La plupart des professionnels sont diplômés de masters pro spécialisés et suivent une charte très exigeante. « Nous n’avons droit qu’à un nombre limité de caractères, sur deux lignes seulement, alors qu’on trouve chez les fansubbers des sous-titres de trois lignes d’affilée, avec des parenthèses ou des astérisques », observe Anaïs Duchet, présidente de l’Ataa.
« Le sens de la langue est mal maîtrisé par la plupart de ceux qui s’improvisent subbers, alors même qu’ils ont l’impression d’être bilingues », surenchérit Rose M. Guillerme, qui admet pourtant volontiers l’existence de mauvais sous-titreurs pro. Anne Crémieux, responsable du master de traduction audiovisuelle de Nanterre, confirme : « Les sous-titreurs professionnels sont très bons sur le plan formel mais ils ne connaissent pas les séries par cœur, contrairement aux fansubbers. »
« Un gamin de 15 ans pourrait le faire »
Les pros ont-ils raison de se sentir en danger ? Loin d’être responsable de tous leurs maux, cette mode pèse sur les cadences. « Alors que nos délais étaient déjà serrés, ils le sont encore plus aujourd’hui », regrette Rose. M Guillerme. Résultat : la qualité s’en ressent. Le fansubbing accentue aussi la crise que traverse la profession. D’après l’Ataa, certains tarifs ont dégringolé de 60 % en quinze ans. « Il n’est pas rare qu’on entende : “Pourquoi je paierais cher un service que certains offrent gratos sur le net ?” », raconte Rose M. Guillerme. Pire, certains clients ferment carrément les vannes : des éditions DVD ou en vidéo à la demande (VOD) disparaissent car le public a déjà visionné les épisodes sur Internet.

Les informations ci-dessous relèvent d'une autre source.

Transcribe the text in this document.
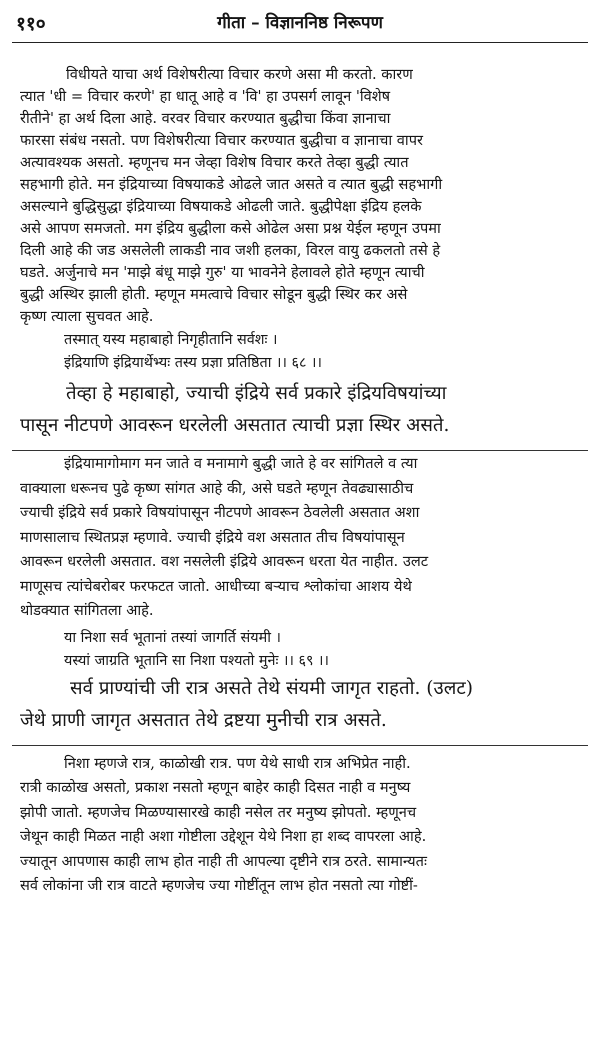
११०	गीता – विज्ञाननिष्ठ निरूपण
विधीयते याचा अर्थ विशेषरीत्या विचार करणे असा मी करतो. कारण
त्यात 'धी = विचार करणे' हा धातू आहे व 'वि' हा उपसर्ग लावून 'विशेष
रीतीने' हा अर्थ दिला आहे. वरवर विचार करण्यात बुद्धीचा किंवा ज्ञानाचा
फारसा संबंध नसतो. पण विशेषरीत्या विचार करण्यात बुद्धीचा व ज्ञानाचा वापर
अत्यावश्यक असतो. म्हणूनच मन जेव्हा विशेष विचार करते तेव्हा बुद्धी त्यात
सहभागी होते. मन इंद्रियाच्या विषयाकडे ओढले जात असते व त्यात बुद्धी सहभागी
असल्याने बुद्धिसुद्धा इंद्रियाच्या विषयाकडे ओढली जाते. बुद्धीपेक्षा इंद्रिय हलके
असे आपण समजतो. मग इंद्रिय बुद्धीला कसे ओढेल असा प्रश्न येईल म्हणून उपमा
दिली आहे की जड असलेली लाकडी नाव जशी हलका, विरल वायु ढकलतो तसे हे
घडते. अर्जुनाचे मन 'माझे बंधू माझे गुरु' या भावनेने हेलावले होते म्हणून त्याची
बुद्धी अस्थिर झाली होती. म्हणून ममत्वाचे विचार सोडून बुद्धी स्थिर कर असे
कृष्ण त्याला सुचवत आहे.
तस्मात् यस्य महाबाहो निगृहीतानि सर्वशः ।
इंद्रियाणि इंद्रियार्थेभ्यः तस्य प्रज्ञा प्रतिष्ठिता ।। ६८ ।।
तेव्हा हे महाबाहो, ज्याची इंद्रिये सर्व प्रकारे इंद्रियविषयांच्या
पासून नीटपणे आवरून धरलेली असतात त्याची प्रज्ञा स्थिर असते.
इंद्रियामागोमाग मन जाते व मनामागे बुद्धी जाते हे वर सांगितले व त्या
वाक्याला धरूनच पुढे कृष्ण सांगत आहे की, असे घडते म्हणून तेवढ्यासाठीच
ज्याची इंद्रिये सर्व प्रकारे विषयांपासून नीटपणे आवरून ठेवलेली असतात अशा
माणसालाच स्थितप्रज्ञ म्हणावे. ज्याची इंद्रिये वश असतात तीच विषयांपासून
आवरून धरलेली असतात. वश नसलेली इंद्रिये आवरून धरता येत नाहीत. उलट
माणूसच त्यांचेबरोबर फरफटत जातो. आधीच्या बऱ्याच श्लोकांचा आशय येथे
थोडक्यात सांगितला आहे.
या निशा सर्व भूतानां तस्यां जागर्ति संयमी ।
यस्यां जाग्रति भूतानि सा निशा पश्यतो मुनेः ।। ६९ ।।
सर्व प्राण्यांची जी रात्र असते तेथे संयमी जागृत राहतो. (उलट)
जेथे प्राणी जागृत असतात तेथे द्रष्टया मुनीची रात्र असते.
निशा म्हणजे रात्र, काळोखी रात्र. पण येथे साधी रात्र अभिप्रेत नाही.
रात्री काळोख असतो, प्रकाश नसतो म्हणून बाहेर काही दिसत नाही व मनुष्य
झोपी जातो. म्हणजेच मिळण्यासारखे काही नसेल तर मनुष्य झोपतो. म्हणूनच
जेथून काही मिळत नाही अशा गोष्टीला उद्देशून येथे निशा हा शब्द वापरला आहे.
ज्यातून आपणास काही लाभ होत नाही ती आपल्या दृष्टीने रात्र ठरते. सामान्यतः
सर्व लोकांना जी रात्र वाटते म्हणजेच ज्या गोष्टींतून लाभ होत नसतो त्या गोष्टीं-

Mais la première cause de la déprime des professionnels, c’est leur image, dévalorisée. Anne Crémieux explique : « Les fansubbers donnent l’impression que c’est facile, qu’un gamin de 15 ans pourrait le faire. » Rose M. Guillerme partage ce blues du sous-titreur : « Travailler 50 heures par semaine sans arriver au Smic, ce n’est déjà pas évident. Alors quand on vous explique que votre métier ne vaut rien et que d’autres le font aussi bien que vous gratuitement… Ça devient très dur à encaisser. »
Le Japon contre-attaque
Comment consoler ces blessés du sous-titre ? Les éditeurs japonais, premières victimes du fansubbing – né avec le manga – ont contre-attaqué. « Ils se mettent au ‘simulcast’ (simultaneous broadcast), une offre rapide et légale que proposent les portails Wakanim, Funanim ou Genzai. Les éditeurs envoient les épisodes aux traducteurs avant leur sortie, pour une diffusion simultanée dans plusieurs pays », explique Lucas, ex-fansubber de mangas.
Sur le même modèle, en France, certaines chaînes proposent des épisodes en VOD 24 heures après leur diffusion aux Etats-Unis, comme Orange le fait avec Game of Thrones. Un débouché pour les traducteurs qui reçoivent les épisodes avec un léger temps d’avance. Malgré tout, les délais restent serrés et les clients paranos, à cause des fuites avant diffusion : « Souvent, les traducteurs travaillent sur des vidéos en noir et blanc, floues et hachurées », raconte Anaïs Duchet.
Mais la présidente de l’Ataa garde confiance. Car l’apparition du fansubbing est aussi le signe de l’intérêt croissant du public pour la VOST. Les chaînes de télé l’ont compris, et se convertissent à la version multilingue, la possibilité de regarder le programme en plusieurs langues. De quoi donner aux sous-titreurs un peu d’espoir dans cette série noire.